The team found that cancer mutations fall into four different categories depending on the impact of the DNA change. Drug resistance mutations, otherwise known as normal drug resistance mutations, are genetic changes in the cancer cell that cause the drug to be less effective. For example, changes that mean the drug can no longer bind to its target in the cancer cell.

Drug addiction mutations cause some of the cancer cells to use the drug to help them grow, rather than destroy them. This research supports the use of drug breaks in addiction transitions, which are periods without treatment. This could help destroy cancer cells with this type of mutation, as the cells are now dependent on the treatment.

Driver mutations are gain-of-function genetic changes that allow cancer cells to use a different signaling pathway to grow, avoiding the pathway that the drug may have blocked.

Finally, drug-sensitizing variants are genetic mutations that make cancer more sensitive to certain treatments and could mean that patients with these genetic changes in their tumors will benefit from certain drugs.

The research focused on colon, lung and Ewing sarcoma cancer cell lines, all of which are prone to developing resistance and have limited second-line treatments available. The team used 10 cancer drugs that are either currently prescribed or undergoing clinical trials to see if any of them could be repurposed or used in combination to tackle resistance, reducing the time it would take to get potential treatments in the clinic.

Understanding more about the four different types of DNA changes can help support clinical decisions, explain why treatments don’t work, support the idea of ​​drug holidays in some patients, and help develop new treatments. This knowledge is also helping to accelerate drug companies’ research into next-generation cancer inhibitors that could better avoid drug resistance.

Cancer cells developing resistance to treatments is a huge problem, and having a quick way to identify these mutations in patients and understand how to fight them is key to treating cancer. Our study details how the mutations fall into four different groups, which may require different treatment plans. For example, if drug addiction mutations are present, taking a break from treatment may help. Using cutting-edge genetic techniques, we have begun to build a large-scale and rapid way to understand drug resistance and hope to find new targets for second-line therapies.”

Dr. Matthew Coelho, first author from the Wellcome Sanger Institute and Open Targets

Dr Magdalena Strauss, study author formerly of EMBL’s European Bioinformatics Institute (EMBL-EBI) and now at the University of Exeter, said: “By combining cutting-edge CRISPR gene editing and single-cell techniques with statistical machine learning, we have in position to gain a detailed picture of the specific mechanisms by which each of the individual mutations we studied affects drug response. Adding to our collective knowledge, it also highlights mutations that could be used as biomarkers, highlighting cancer cells that are more sensitive to certain treatments, which could help inform future clinical trials.

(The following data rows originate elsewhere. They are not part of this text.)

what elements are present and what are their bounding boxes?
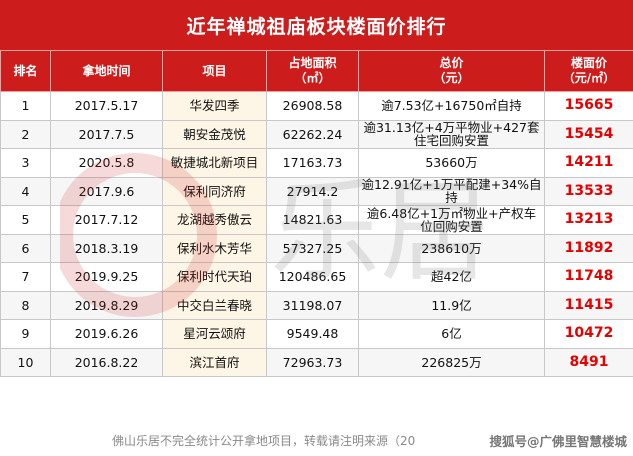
header-total-label: 总价 — [439, 56, 464, 70]
area-cell: 14821.63 — [266, 205, 359, 235]
price-cell: 10472 — [544, 319, 633, 349]
header-area: 占地面积 （㎡） — [266, 50, 359, 92]
total-cell: 逾7.53亿+16750㎡自持 — [358, 91, 545, 121]
area-cell: 9549.48 — [266, 319, 359, 349]
price-cell: 11892 — [544, 233, 633, 263]
project-cell: 龙湖越秀傲云 — [162, 205, 267, 235]
date-cell: 2017.5.17 — [50, 91, 163, 121]
price-cell: 13533 — [544, 176, 633, 206]
project-cell: 华发四季 — [162, 91, 267, 121]
header-price-label: 楼面价 — [570, 56, 607, 70]
table-row: 3 2020.5.8 敏捷城北新项目 17163.73 53660万 14211 — [0, 148, 633, 178]
table-row: 8 2019.8.29 中交白兰春晓 31198.07 11.9亿 11415 — [0, 290, 633, 320]
price-cell: 11748 — [544, 262, 633, 292]
header-rank: 排名 — [0, 50, 51, 92]
project-cell: 中交白兰春晓 — [162, 290, 267, 320]
price-cell: 15454 — [544, 119, 633, 149]
area-cell: 17163.73 — [266, 148, 359, 178]
table-row: 2 2017.7.5 朝安金茂悦 62262.24 逾31.13亿+4万平物业+… — [0, 119, 633, 149]
date-cell: 2019.9.25 — [50, 262, 163, 292]
project-cell: 朝安金茂悦 — [162, 119, 267, 149]
total-cell: 238610万 — [358, 233, 545, 263]
rank-cell: 9 — [0, 319, 51, 349]
total-cell: 11.9亿 — [358, 290, 545, 320]
rank-cell: 4 — [0, 176, 51, 206]
footer: 佛山乐居不完全统计公开拿地项目，转载请注明来源（20 搜狐号@广佛里智慧楼城 — [0, 425, 633, 456]
area-cell: 27914.2 — [266, 176, 359, 206]
area-cell: 26908.58 — [266, 91, 359, 121]
header-project: 项目 — [162, 50, 267, 92]
footer-note: 佛山乐居不完全统计公开拿地项目，转载请注明来源（20 — [112, 434, 416, 448]
rank-cell: 8 — [0, 290, 51, 320]
ranking-table: 排名 拿地时间 项目 占地面积 （㎡） 总价 （元） 楼面价 （元/㎡） 1 2017… — [0, 50, 633, 377]
table-row: 7 2019.9.25 保利时代天珀 120486.65 超42亿 11748 — [0, 262, 633, 292]
rank-cell: 5 — [0, 205, 51, 235]
date-cell: 2017.7.12 — [50, 205, 163, 235]
rank-cell: 1 — [0, 91, 51, 121]
total-cell: 逾12.91亿+1万平配建+34%自持 — [358, 176, 545, 206]
table-row: 4 2017.9.6 保利同济府 27914.2 逾12.91亿+1万平配建+3… — [0, 176, 633, 206]
table-row: 5 2017.7.12 龙湖越秀傲云 14821.63 逾6.48亿+1万㎡物业… — [0, 205, 633, 235]
table-row: 9 2019.6.26 星河云颂府 9549.48 6亿 10472 — [0, 319, 633, 349]
price-cell: 14211 — [544, 148, 633, 178]
price-cell: 11415 — [544, 290, 633, 320]
date-cell: 2018.3.19 — [50, 233, 163, 263]
header-price-unit: （元/㎡） — [562, 71, 616, 85]
rank-cell: 7 — [0, 262, 51, 292]
project-cell: 滨江首府 — [162, 347, 267, 377]
project-cell: 保利时代天珀 — [162, 262, 267, 292]
total-cell: 226825万 — [358, 347, 545, 377]
price-cell: 13213 — [544, 205, 633, 235]
date-cell: 2017.7.5 — [50, 119, 163, 149]
rank-cell: 3 — [0, 148, 51, 178]
table-row: 6 2018.3.19 保利水木芳华 57327.25 238610万 1189… — [0, 233, 633, 263]
page-title: 近年禅城祖庙板块楼面价排行 — [0, 0, 633, 50]
table-row: 1 2017.5.17 华发四季 26908.58 逾7.53亿+16750㎡自… — [0, 91, 633, 121]
header-total-unit: （元） — [433, 71, 470, 85]
total-cell: 6亿 — [358, 319, 545, 349]
rank-cell: 2 — [0, 119, 51, 149]
project-cell: 保利水木芳华 — [162, 233, 267, 263]
date-cell: 2016.8.22 — [50, 347, 163, 377]
area-cell: 57327.25 — [266, 233, 359, 263]
area-cell: 120486.65 — [266, 262, 359, 292]
table-header-row: 排名 拿地时间 项目 占地面积 （㎡） 总价 （元） 楼面价 （元/㎡） — [0, 50, 633, 92]
total-cell: 超42亿 — [358, 262, 545, 292]
date-cell: 2020.5.8 — [50, 148, 163, 178]
date-cell: 2019.6.26 — [50, 319, 163, 349]
header-date: 拿地时间 — [50, 50, 163, 92]
header-area-unit: （㎡） — [294, 71, 331, 85]
area-cell: 72963.73 — [266, 347, 359, 377]
rank-cell: 10 — [0, 347, 51, 377]
header-total: 总价 （元） — [358, 50, 545, 92]
price-cell: 8491 — [544, 347, 633, 377]
project-cell: 星河云颂府 — [162, 319, 267, 349]
total-cell: 逾6.48亿+1万㎡物业+产权车位回购安置 — [358, 205, 545, 235]
date-cell: 2019.8.29 — [50, 290, 163, 320]
area-cell: 62262.24 — [266, 119, 359, 149]
rank-cell: 6 — [0, 233, 51, 263]
total-cell: 53660万 — [358, 148, 545, 178]
price-cell: 15665 — [544, 91, 633, 121]
date-cell: 2017.9.6 — [50, 176, 163, 206]
total-cell: 逾31.13亿+4万平物业+427套住宅回购安置 — [358, 119, 545, 149]
footer-credit: 搜狐号@广佛里智慧楼城 — [489, 434, 627, 449]
area-cell: 31198.07 — [266, 290, 359, 320]
project-cell: 保利同济府 — [162, 176, 267, 206]
header-price: 楼面价 （元/㎡） — [544, 50, 633, 92]
header-area-label: 占地面积 — [288, 56, 337, 70]
project-cell: 敏捷城北新项目 — [162, 148, 267, 178]
table-row: 10 2016.8.22 滨江首府 72963.73 226825万 8491 — [0, 347, 633, 377]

Dr Mathew Garnett, senior author from the Wellcome Sanger Institute and Open Targets, said: “Before this study, it was difficult to understand on a large scale why and how drug resistance develops in cancer. This research brings us a step closer to being able to match combination or second-line therapies to a person’s genetic makeup, to try to ensure that treatments are as effective and personalized as possible.Furthermore, we believe that our new systematic approach will be important to understanding the genetic mechanisms of resistance to new drugs in the future. This could help even before resistance emerges in the clinic, and this early knowledge will improve the development of cancer treatments.”